Figuur 3.6 Cumulatieve penetratiecurve

De curves zijn “ideale figuren”, die je met een korreltje zout moet nemen:

  • De grootte van de verschillende groepen is in figuur 3.6 aangegeven, maar de percentages zullen van plaats tot plaats, van tijd tot tijd en van product tot product afwijken.
  • De horizontale as van de curves geeft de tijd weer, maar adoptie en diffusie verlopen onregelmatig: het is niet gezegd dat het aanvaarden door de eerste 2,5% van de kopersgroep net zo lang duurt als het aanvaardingsproces van de volgende 13,5% (zoals de regelmatige curves suggereren).
  • De curves suggereren dat er een nauwkeurige schatting is van het totaal aantal potentiële kopers. Deze schatting is echter meestal met grote onzekerheden omgeven of afwezig.
  • De curves tonen alleen het moment van adoptie. De effectieve vraag van de markt is een optelsom van het gebruik van alle adopters op een bepaald moment en wordt bepaald door:
  • de hoeveelheid die een adopter van het product gebruikt;
  • de periode waarin adopters het product gebruiken. Innovators kunnen het product bij-voorbeeld al vervangen hebben door een andere innovatie, terwijl de laggards het eerste product nog niet eens geprobeerd hebben.

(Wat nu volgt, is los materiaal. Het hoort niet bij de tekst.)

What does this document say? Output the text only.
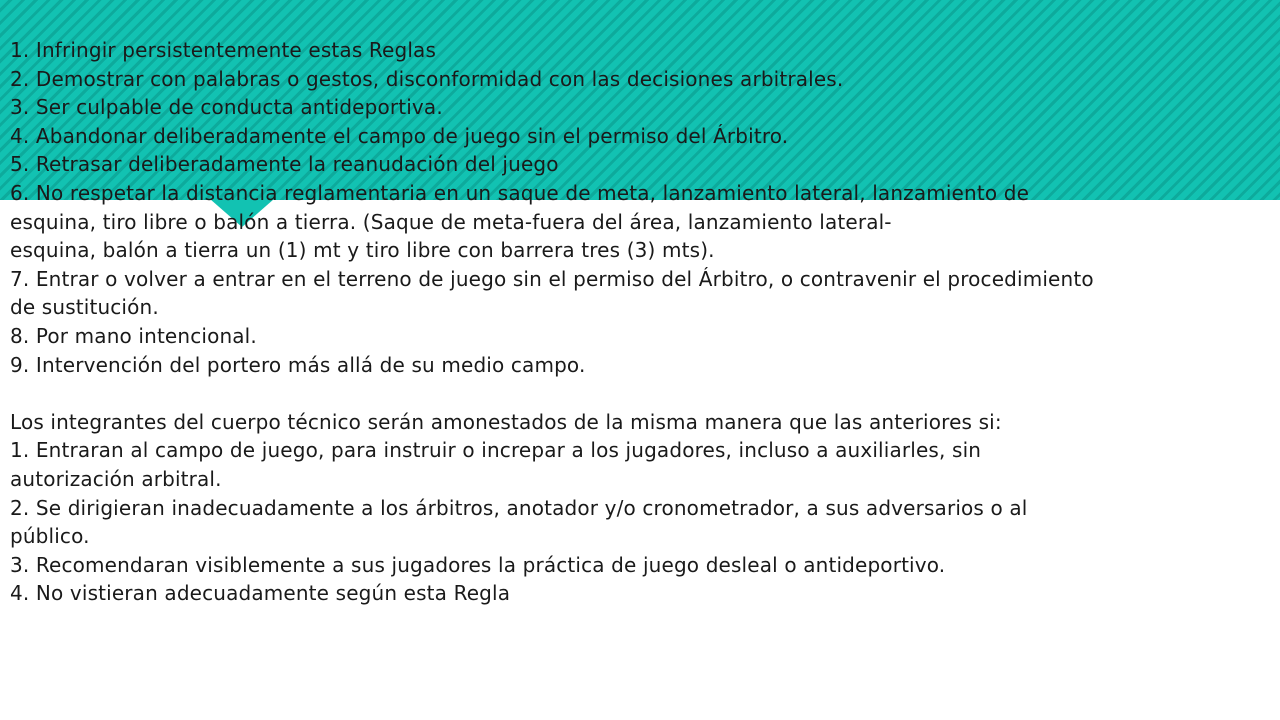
1. Infringir persistentemente estas Reglas
2. Demostrar con palabras o gestos, disconformidad con las decisiones arbitrales.
3. Ser culpable de conducta antideportiva.
4. Abandonar deliberadamente el campo de juego sin el permiso del Árbitro.
5. Retrasar deliberadamente la reanudación del juego
6. No respetar la distancia reglamentaria en un saque de meta, lanzamiento lateral, lanzamiento de
esquina, tiro libre o balón a tierra. (Saque de meta-fuera del área, lanzamiento lateral-
esquina, balón a tierra un (1) mt y tiro libre con barrera tres (3) mts).
7. Entrar o volver a entrar en el terreno de juego sin el permiso del Árbitro, o contravenir el procedimiento
de sustitución.
8. Por mano intencional.
9. Intervención del portero más allá de su medio campo.
Los integrantes del cuerpo técnico serán amonestados de la misma manera que las anteriores si:
1. Entraran al campo de juego, para instruir o increpar a los jugadores, incluso a auxiliarles, sin
autorización arbitral.
2. Se dirigieran inadecuadamente a los árbitros, anotador y/o cronometrador, a sus adversarios o al
público.
3. Recomendaran visiblemente a sus jugadores la práctica de juego desleal o antideportivo.
4. No vistieran adecuadamente según esta Regla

3.7.3 - Beïnvloeding van het diffusieproces

De kenmerken van een nieuw product beïnvloeden de snelheid van de diffusie. Internet, bijvoorbeeld, heeft er vijf tot tien jaar over gedaan om tot de early majority door te dringen. De smartphone daarentegen is binnen enkele jaren ook door de late majority geadopteerd. In het algemeen zijn de snelheid en mate van adoptie afhankelijk van:

  • het voordeel: hoe groter het voordeel dat het nieuwe product voor de consument oplevert (bedieningsgemak en meer mogelijkheden met de smartphone), hoe sneller de diffusie;
  • de visuele nieuwheid: hoe meer het nieuwe product visueel opvalt, hoe sneller het de aan-dacht trekt en dus verspreid kan worden (vergelijk weer smartphones, die vanaf het begin in de openbare ruimte werd gebruikt, anders dan internet op PC’s);
  • de technologische nieuwheid en ingewikkeldheid: hoe ingewikkelder het product en hoe minder het in overeenstemming is met bestaande gebruiken en bekende technologie, hoe eerder er een barrière in adoptie en diffusie optreedt (vergelijk internet);
  • het probeergemak: hoe makkelijker de consument het product kan proberen (goedkope probeerverpakkingen, proefmonsters), hoe sneller de diffusie;
  • de communiceerbaarheid: hoe zichtbaarder, ruimer gedistribueerd en vaker getoond (zowel commercieel als onder bekenden), hoe sneller de diffusie.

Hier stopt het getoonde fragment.